You are sixteen, maybe seventeen, and all you want to do is learn and become the best hair dresser in the world. You’re a real hands-on work horse, without much patience for theory and reading books. You are on the move. And online, constantly. Getting inspired, chatting with friends, learning. What should your teaching method look like? With this student profile in mind, Flow developed the design for the vocational teaching method Hair Level.
Here’s an impression of the teaching method (video by Baretta Media).
Focus on mobile
The project was assigned by Bespeak, an Amersfoort-based creative content agency. The Hair Level learning method for hairdressers consists of a full-responsive e-learning platform, and a series of learning books. The e-learning is mobile first. For vocational learning, mobile devices are becoming a factor in teaching methods. Going mobile has a few hard-to-beat advantages:
Content type: vocational learning makes much use of video and imagery, because a lot of it is learning by watching. Viewing video and images is easy on a smartphone.

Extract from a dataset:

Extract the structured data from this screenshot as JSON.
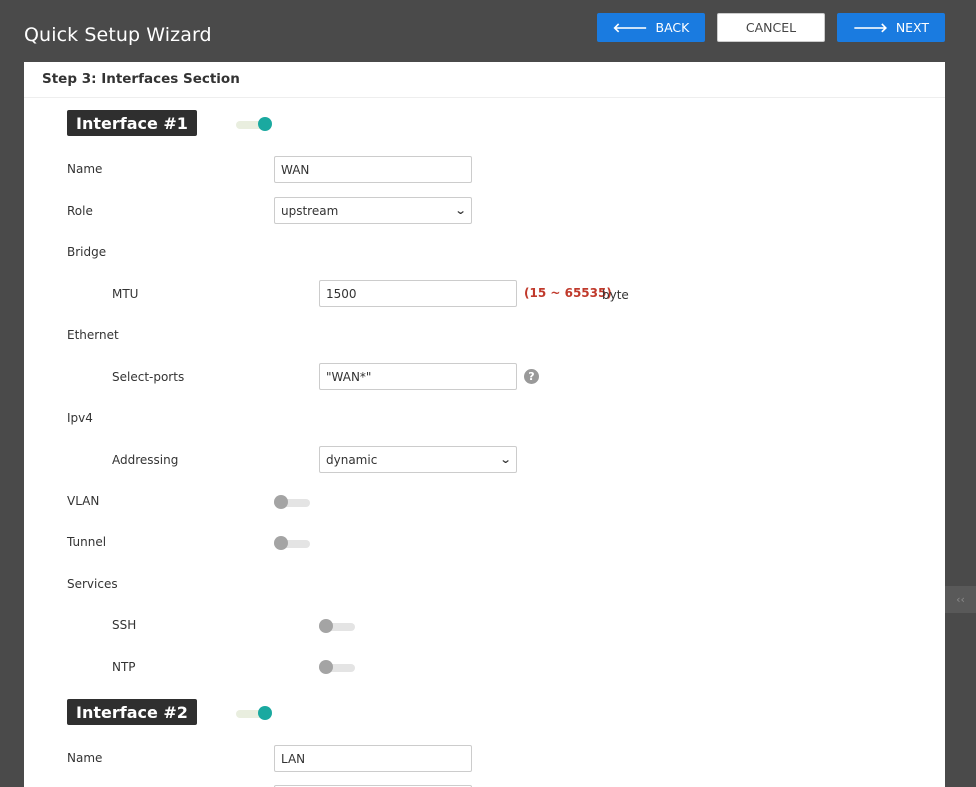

Technical requirements: not many schools or hair salons have up-to-date pc’s or tablets. But every student/apprentice has an up-to-date smartphone.
Mobile hardware features: smartphone with cameras can be used to capture your styling results and share them immediately on the platform, with teachers and other students.
Learning with a smartphone can be done everywhere, at any time: on the bus, in the school canteen, on the couch.
Cool-factor: pc’s vs. smartphones — hmmmm… what do you think?
‘For vocational learning, mobile devices are becoming a factor in teaching methods.’
Designing from small to large
We started designing the Hair Level user experience for mobile devices, and from there, worked our way up to tablet and desktop. There is an advantage to designing from small to large: you never run out of space. The downside is that you don’t want to end up with empty-looking screens in the desktop version. Every device requires its own ‘design resolution’—with the same content. On a mobile device finger-sized hit areas define the minimum distance between elements. But the same interface might look relatively ‘big’ on a desktop screen. So we developed a responsive design that works well on any device. For example, an overview page on mobile will look like a stacked list of bar-shaped items, whereas the same page on desktop will look like a matrix of square tiles. All offering identical content.
‘Every device requires its own ‘design resolution’—with the same content.’
Design = content
For this type of student, you need an intuitive interface, with the sleekness and quick learning curve of an app. On touch screens the user is quite literally hands on with the material. Young users tend to be more open to trial & error behavior, scrolling, swiping and exploring. Hit areas don’t necessarily need to look like buttons anymore. Some advanced features need to be discovered. We developed a fairly minimalistic interface design, with the focus on content. Rather than creating an eye-catching interface design, we put a lot of effort in getting the art direction for visuals and video right. We also created a color palette derived from natural hair colors. For every screen type, templates and elements were meticulously documented, including word counts for micro copy and image formats. Typography styles were tweaked for every browser type.